A quick glance at the news on a daily basis reveals things aren’t going so well. The climate is going to hell in a hand basket. There’s that global pandemic. Humanitarian disasters, like Afghans clinging to foreign military planes as they take off into the skies. Wildfires ripping through natural habitats and people’s lives. Unspeakable acts of daily violence levelled at women and children in their own homes. And yet, most people I know feel okay. In fact, they are pretty chipper. And I count myself in that category, which makes me wonder if we’ve all completely lost the plot. Honestly, how it is even possibly for us to get up in the morning?
According to a Australian psychologist Steven Taylor, who studies disaster psychology at the University of British Columbia and, prophetically, released his book The Psychology of Pandemics just two months before Covid-19 hit… all these simultaneous disasters might be messing with us. Research shows that intense sustained stress can desensitise the mind. Specifically, as we all live through the after-shocks of the Covid-19 pandemic, while still hearing about and even being touched by other disasters, we may be letting go of our ability to empathise… just to process what’s happening around us.
One thing that I often marvel at is people’s ability to adjust to a new kind of normal so quickly. The idea of being crammed into our small house, all the adults, children, pets and stuff, for months on end would have filled me with all sorts trepidation. And then we had to just buckle down, and at first it felt like the hardest thing. Near impossible. But then, for me at least, something locked into place. To survive the close-quarter living, and home-schooling, and unrelenting work pressures, I became attached to this new way of living. I began to wonder how I ever spent so much time roaming around in the world. And wearing structured clothes.
I began to let go of my usual controls as we settled into a new rhythm. I no longer set an alarm - my commute is 10 steps away. I no longer crammed the fridge full of food on a Sunday… I can pop down to the supermarket an old time. I rarely wore anything that isn’t in the “comfy clothes” drawer. And I kept checking in, waiting for some sort of deep sadness or longing for my former life… but I felt fine.
"What I can’t quite believe is now the thing that fills me with dread now is the thought of going back to the way things were before. I don’t understand this, because my life is so much more challenging now. There are no boundaries. There is very little respect for my needs and wants, as I am constantly juggling everyone else’s needs and wants in the house. The domestic load is unbearable. And yet, I want to cling to the side of this raft as if my life depended on it."
Brooke Le Poer Trench
What I can’t quite believe is now the thing that fills me with dread now is the thought of going back to the way things were before. I don’t understand this, because my life is so much more challenging now. There are no boundaries. There is very little respect for my needs and wants, as I am constantly juggling everyone else’s needs and wants in the house. The domestic load is unbearable. And yet, I want to cling to the side of this raft as if my life depended on it.
Science is on my side: according to several studies, chronic stress (which I’m assuming a pandemic results in) impairs our brain function in multiple ways. It can disrupt synapse regulation, resulting in the loss of sociability and the avoidance of interactions with others. Stress can even reduce the size of the brain.
Partly, there is also a desire to tune out the noise of the world and the unknown nature of when this will all end, according to psychologists who study the way disasters and prolonged stress impacts the brain.

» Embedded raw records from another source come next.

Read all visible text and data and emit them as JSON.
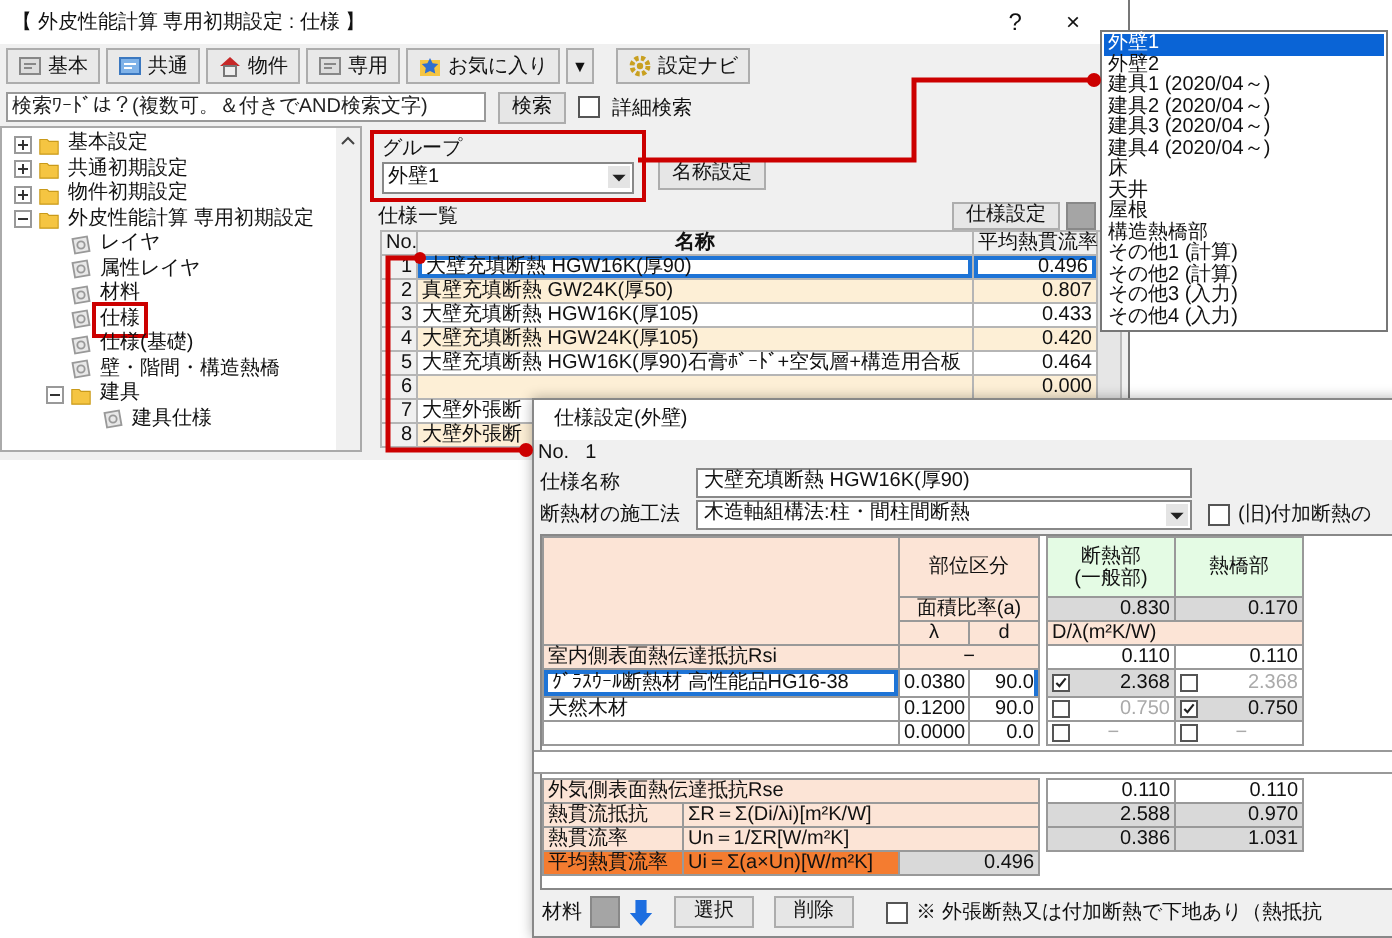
{
  "main_window": {
    "title": "【 外皮性能計算 専用初期設定 : 仕様 】",
    "help": "?",
    "close": "×"
  },
  "toolbar": [
    {
      "kind": "page",
      "label": "基本"
    },
    {
      "kind": "card",
      "label": "共通"
    },
    {
      "kind": "house",
      "label": "物件"
    },
    {
      "kind": "page",
      "label": "専用"
    },
    {
      "kind": "star",
      "label": "お気に入り"
    },
    {
      "kind": "dropdown",
      "label": "▼"
    },
    {
      "kind": "gear",
      "label": "設定ナビ"
    }
  ],
  "search": {
    "placeholder": "検索ﾜｰﾄﾞは？(複数可。＆付きでAND検索文字)",
    "button": "検索",
    "detail": {
      "label": "詳細検索",
      "checked": false
    }
  },
  "tree": [
    {
      "kind": "folder",
      "label": "基本設定",
      "expanded": false
    },
    {
      "kind": "folder",
      "label": "共通初期設定",
      "expanded": false
    },
    {
      "kind": "folder",
      "label": "物件初期設定",
      "expanded": false
    },
    {
      "kind": "folder",
      "label": "外皮性能計算 専用初期設定",
      "expanded": true,
      "children": [
        {
          "kind": "page",
          "label": "レイヤ",
          "framed": false
        },
        {
          "kind": "page",
          "label": "属性レイヤ",
          "framed": false
        },
        {
          "kind": "page",
          "label": "材料",
          "framed": false
        },
        {
          "kind": "page",
          "label": "仕様",
          "framed": true
        },
        {
          "kind": "page",
          "label": "仕様(基礎)",
          "framed": false
        },
        {
          "kind": "page",
          "label": "壁・階間・構造熱橋",
          "framed": false
        },
        {
          "kind": "folder",
          "label": "建具",
          "expanded": true,
          "children": [
            {
              "kind": "page",
              "label": "建具仕様",
              "framed": false
            }
          ]
        }
      ]
    }
  ],
  "group": {
    "label": "グループ",
    "value": "外壁1",
    "framed": true,
    "rename_button": "名称設定"
  },
  "spec_list": {
    "label": "仕様一覧",
    "settings_button": "仕様設定",
    "columns": [
      "No.",
      "名称",
      "平均熱貫流率"
    ],
    "rows": [
      {
        "no": "1",
        "name": "大壁充填断熱 HGW16K(厚90)",
        "value": "0.496",
        "selected": true
      },
      {
        "no": "2",
        "name": "真壁充填断熱 GW24K(厚50)",
        "value": "0.807",
        "selected": false
      },
      {
        "no": "3",
        "name": "大壁充填断熱 HGW16K(厚105)",
        "value": "0.433",
        "selected": false
      },
      {
        "no": "4",
        "name": "大壁充填断熱 HGW24K(厚105)",
        "value": "0.420",
        "selected": false
      },
      {
        "no": "5",
        "name": "大壁充填断熱 HGW16K(厚90)石膏ﾎﾞｰﾄﾞ+空気層+構造用合板",
        "value": "0.464",
        "selected": false
      },
      {
        "no": "6",
        "value": "0.000",
        "selected": false
      },
      {
        "no": "7",
        "name": "大壁外張断",
        "selected": false
      },
      {
        "no": "8",
        "name": "大壁外張断",
        "selected": false
      }
    ]
  },
  "group_options": [
    {
      "label": "外壁1",
      "selected": true
    },
    {
      "label": "外壁2",
      "selected": false
    },
    {
      "label": "建具1 (2020/04～)",
      "selected": false
    },
    {
      "label": "建具2 (2020/04～)",
      "selected": false
    },
    {
      "label": "建具3 (2020/04～)",
      "selected": false
    },
    {
      "label": "建具4 (2020/04～)",
      "selected": false
    },
    {
      "label": "床",
      "selected": false
    },
    {
      "label": "天井",
      "selected": false
    },
    {
      "label": "屋根",
      "selected": false
    },
    {
      "label": "構造熱橋部",
      "selected": false
    },
    {
      "label": "その他1 (計算)",
      "selected": false
    },
    {
      "label": "その他2 (計算)",
      "selected": false
    },
    {
      "label": "その他3 (入力)",
      "selected": false
    },
    {
      "label": "その他4 (入力)",
      "selected": false
    }
  ],
  "dialog": {
    "title": "仕様設定(外壁)",
    "no_label": "No.",
    "no_value": "1",
    "name_label": "仕様名称",
    "name_value": "大壁充填断熱 HGW16K(厚90)",
    "method_label": "断熱材の施工法",
    "method_value": "木造軸組構法:柱・間柱間断熱",
    "old_checkbox": {
      "label": "(旧)付加断熱の",
      "checked": false
    },
    "table": {
      "part_header": "部位区分",
      "insul_header": [
        "断熱部",
        "(一般部)"
      ],
      "bridge_header": "熱橋部",
      "area_label": "面積比率(a)",
      "area_insul": "0.830",
      "area_bridge": "0.170",
      "lambda_label": "λ",
      "d_label": "d",
      "dl_label": "D/λ(m²K/W)",
      "rows": [
        {
          "kind": "resistance",
          "name": "室内側表面熱伝達抵抗Rsi",
          "mid": "−",
          "insul": "0.110",
          "bridge": "0.110"
        },
        {
          "kind": "layer",
          "name": "ｸﾞﾗｽｳｰﾙ断熱材 高性能品HG16-38",
          "lambda": "0.0380",
          "d": "90.0",
          "insul_checked": true,
          "insul": "2.368",
          "bridge_checked": false,
          "bridge": "2.368",
          "selected": true
        },
        {
          "kind": "layer",
          "name": "天然木材",
          "lambda": "0.1200",
          "d": "90.0",
          "insul_checked": false,
          "insul": "0.750",
          "bridge_checked": true,
          "bridge": "0.750",
          "selected": false
        },
        {
          "kind": "layer",
          "lambda": "0.0000",
          "d": "0.0",
          "insul_checked": false,
          "insul": "−",
          "bridge_checked": false,
          "bridge": "−",
          "selected": false
        }
      ],
      "summary": [
        {
          "kind": "resistance",
          "name": "外気側表面熱伝達抵抗Rse",
          "insul": "0.110",
          "bridge": "0.110"
        },
        {
          "kind": "formula",
          "name": "熱貫流抵抗",
          "formula": "ΣR＝Σ(Di/λi)[m²K/W]",
          "insul": "2.588",
          "bridge": "0.970"
        },
        {
          "kind": "formula",
          "name": "熱貫流率",
          "formula": "Un＝1/ΣR[W/m²K]",
          "insul": "0.386",
          "bridge": "1.031"
        },
        {
          "kind": "total",
          "name": "平均熱貫流率",
          "formula": "Ui＝Σ(a×Un)[W/m²K]",
          "value": "0.496"
        }
      ]
    },
    "material_label": "材料",
    "select_button": "選択",
    "delete_button": "削除",
    "note_checkbox": {
      "label": "※ 外張断熱又は付加断熱で下地あり（熱抵抗",
      "checked": false
    }
  }
}
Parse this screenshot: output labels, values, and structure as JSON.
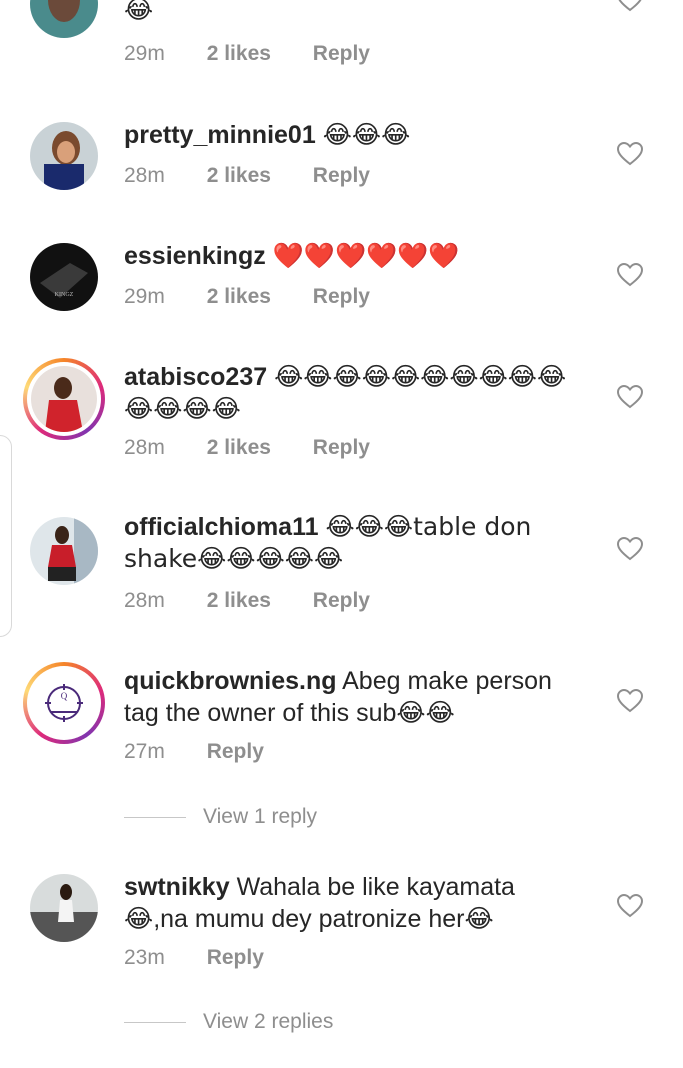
{
  "comments": [
    {
      "user": "",
      "text": "😂",
      "time": "29m",
      "likes": "2 likes",
      "reply": "Reply"
    },
    {
      "user": "pretty_minnie01",
      "text": "😂😂😂",
      "time": "28m",
      "likes": "2 likes",
      "reply": "Reply"
    },
    {
      "user": "essienkingz",
      "text": "❤️❤️❤️❤️❤️❤️",
      "time": "29m",
      "likes": "2 likes",
      "reply": "Reply"
    },
    {
      "user": "atabisco237",
      "text": "😂😂😂😂😂😂😂😂😂😂😂😂😂😂",
      "time": "28m",
      "likes": "2 likes",
      "reply": "Reply"
    },
    {
      "user": "officialchioma11",
      "text": "😂😂😂table don shake😂😂😂😂😂",
      "time": "28m",
      "likes": "2 likes",
      "reply": "Reply"
    },
    {
      "user": "quickbrownies.ng",
      "text": "Abeg make person tag the owner of this sub😂😂",
      "time": "27m",
      "reply": "Reply",
      "view_replies": "View 1 reply"
    },
    {
      "user": "swtnikky",
      "text": "Wahala be like kayamata 😂,na mumu dey patronize her😂",
      "time": "23m",
      "reply": "Reply",
      "view_replies": "View 2 replies"
    }
  ],
  "icons": {
    "like": "heart-outline-icon"
  },
  "colors": {
    "text": "#262626",
    "muted": "#8e8e8e",
    "story_ring": "#dd2a7b"
  }
}
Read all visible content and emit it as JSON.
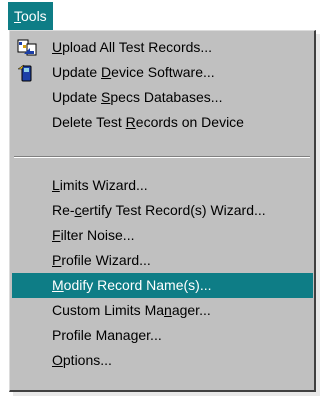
{
  "menubar": {
    "tools": {
      "mnemonic": "T",
      "rest": "ools"
    }
  },
  "menu": {
    "group1": [
      {
        "pre": "",
        "mn": "U",
        "post": "pload All Test Records...",
        "icon": "upload-icon"
      },
      {
        "pre": "Update ",
        "mn": "D",
        "post": "evice Software...",
        "icon": "update-device-icon"
      },
      {
        "pre": "Update ",
        "mn": "S",
        "post": "pecs Databases..."
      },
      {
        "pre": "Delete Test ",
        "mn": "R",
        "post": "ecords on Device"
      }
    ],
    "group2": [
      {
        "pre": "",
        "mn": "L",
        "post": "imits Wizard..."
      },
      {
        "pre": "Re-",
        "mn": "c",
        "post": "ertify Test Record(s) Wizard..."
      },
      {
        "pre": "",
        "mn": "F",
        "post": "ilter Noise..."
      },
      {
        "pre": "",
        "mn": "P",
        "post": "rofile Wizard..."
      },
      {
        "pre": "",
        "mn": "M",
        "post": "odify Record Name(s)...",
        "highlighted": true
      },
      {
        "pre": "Custom Limits Ma",
        "mn": "n",
        "post": "ager..."
      },
      {
        "pre": "Profile Manager...",
        "mn": "",
        "post": ""
      },
      {
        "pre": "",
        "mn": "O",
        "post": "ptions..."
      }
    ]
  },
  "colors": {
    "accent": "#0e7d86",
    "menu_bg": "#c0c0c0"
  }
}
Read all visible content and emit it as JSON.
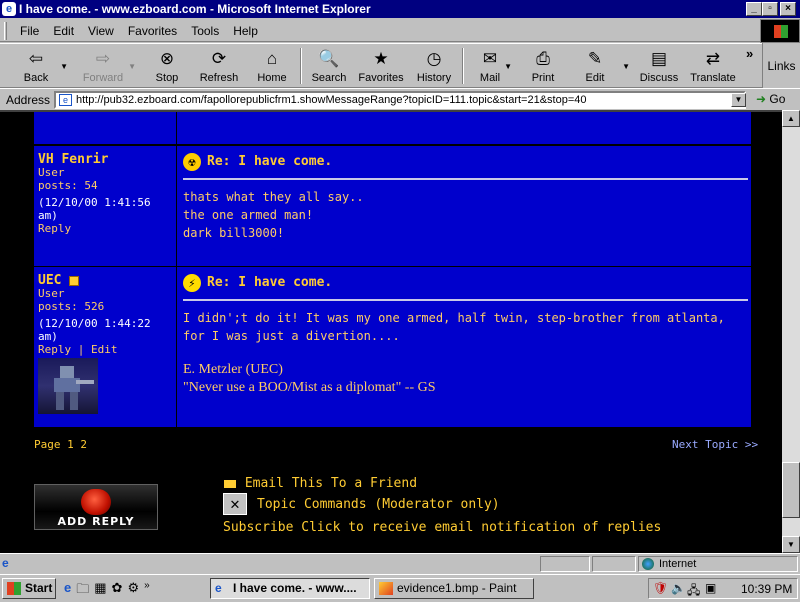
{
  "window": {
    "title": "I have come. - www.ezboard.com - Microsoft Internet Explorer",
    "minimize": "_",
    "maximize": "▫",
    "close": "×"
  },
  "menu": [
    "File",
    "Edit",
    "View",
    "Favorites",
    "Tools",
    "Help"
  ],
  "toolbar": {
    "back": "Back",
    "forward": "Forward",
    "stop": "Stop",
    "refresh": "Refresh",
    "home": "Home",
    "search": "Search",
    "favorites": "Favorites",
    "history": "History",
    "mail": "Mail",
    "print": "Print",
    "edit": "Edit",
    "discuss": "Discuss",
    "translate": "Translate",
    "more": "»",
    "links": "Links"
  },
  "address": {
    "label": "Address",
    "url": "http://pub32.ezboard.com/fapollorepublicfrm1.showMessageRange?topicID=111.topic&start=21&stop=40",
    "go": "Go"
  },
  "posts": [
    {
      "author": "VH Fenrir",
      "role": "User",
      "posts": "posts: 54",
      "date": "(12/10/00 1:41:56 am)",
      "actions": "Reply",
      "title": "Re: I have come.",
      "body": [
        "thats what they all say..",
        "the one armed man!",
        "dark bill3000!"
      ]
    },
    {
      "author": "UEC",
      "role": "User",
      "posts": "posts: 526",
      "date": "(12/10/00 1:44:22 am)",
      "actions": "Reply | Edit",
      "title": "Re: I have come.",
      "body": [
        "I didn';t do it! It was my one armed, half twin, step-brother from atlanta, for I was just a divertion...."
      ],
      "signature": [
        "E. Metzler (UEC)",
        "\"Never use a BOO/Mist as a diplomat\" -- GS"
      ]
    }
  ],
  "pagination": {
    "label": "Page",
    "pages": [
      "1",
      "2"
    ],
    "next": "Next Topic >>"
  },
  "actions": {
    "add_reply": "ADD REPLY",
    "email": "Email This To a Friend",
    "topic_commands": "Topic Commands (Moderator only)",
    "subscribe": "Subscribe Click to receive email notification of replies"
  },
  "status": {
    "zone": "Internet"
  },
  "taskbar": {
    "start": "Start",
    "tasks": [
      "I have come. - www....",
      "evidence1.bmp - Paint"
    ],
    "clock": "10:39 PM"
  },
  "colors": {
    "post_bg": "#0000cc",
    "accent_text": "#ffcc33",
    "titlebar": "#000080"
  }
}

Our coping reserves become diminished, and rather than wait on the edge of our seats for a signal that it’s over, we just look at what is in front of us. Rather than let ourselves feel all the feelings about the planet and social injustice, in many ways, we have to let it wash over us. It’s one day. And then the next.
My friend Michael, a film director, calls this “pigeon” mentality. When you can only look at what is right in front of you. I feel more like a pigeon than ever.
The only other time I have felt this way was after I had my first baby, almost 13 years ago. I remember checking emails when Ruby was a few days old, and I just couldn’t make sense of anything. I opened a work email, out of curiosity, and I just looked at the words. I couldn’t process them. I didn’t know what to say. And I remember observing this about myself quite calmly. I just knew that all I could do was the next immediate thing that Ruby needed… or that I needed… to exist. Thankfully, it passed. But I did hold onto some memory of the simplicity of this life, when only the most basic needs dominated my days.
In the same way, psychologists say we won’t forget this last year. According to Kevin Larkin, professor of clinical psychology at West Virginia University, US, that’s because the human brain is an additive organ – we add things to it, but we don’t subtract. He says that while we’re not going to forget that experience we went through, we can still control our behaviours going forward.
Emerging is unclear, slow and confusing, which is another reason many of us (okay, me) would almost prefer things just stay as they are. Almost. Yes, lockdown or remote working is hard, but it’s a known quantity. Figuring out the new way forward is messy and even the most courageous might feel cautious. Reclaiming our lives might just be about putting one foot in front of the other. I might not have the bandwidth or even the desire to make ambitious plans or even think much further than tomorrow, but I know enough to realise that soon enough, I’ll be looking back on my happy little pressure-cooker life and wondering how I didn’t totally crack up.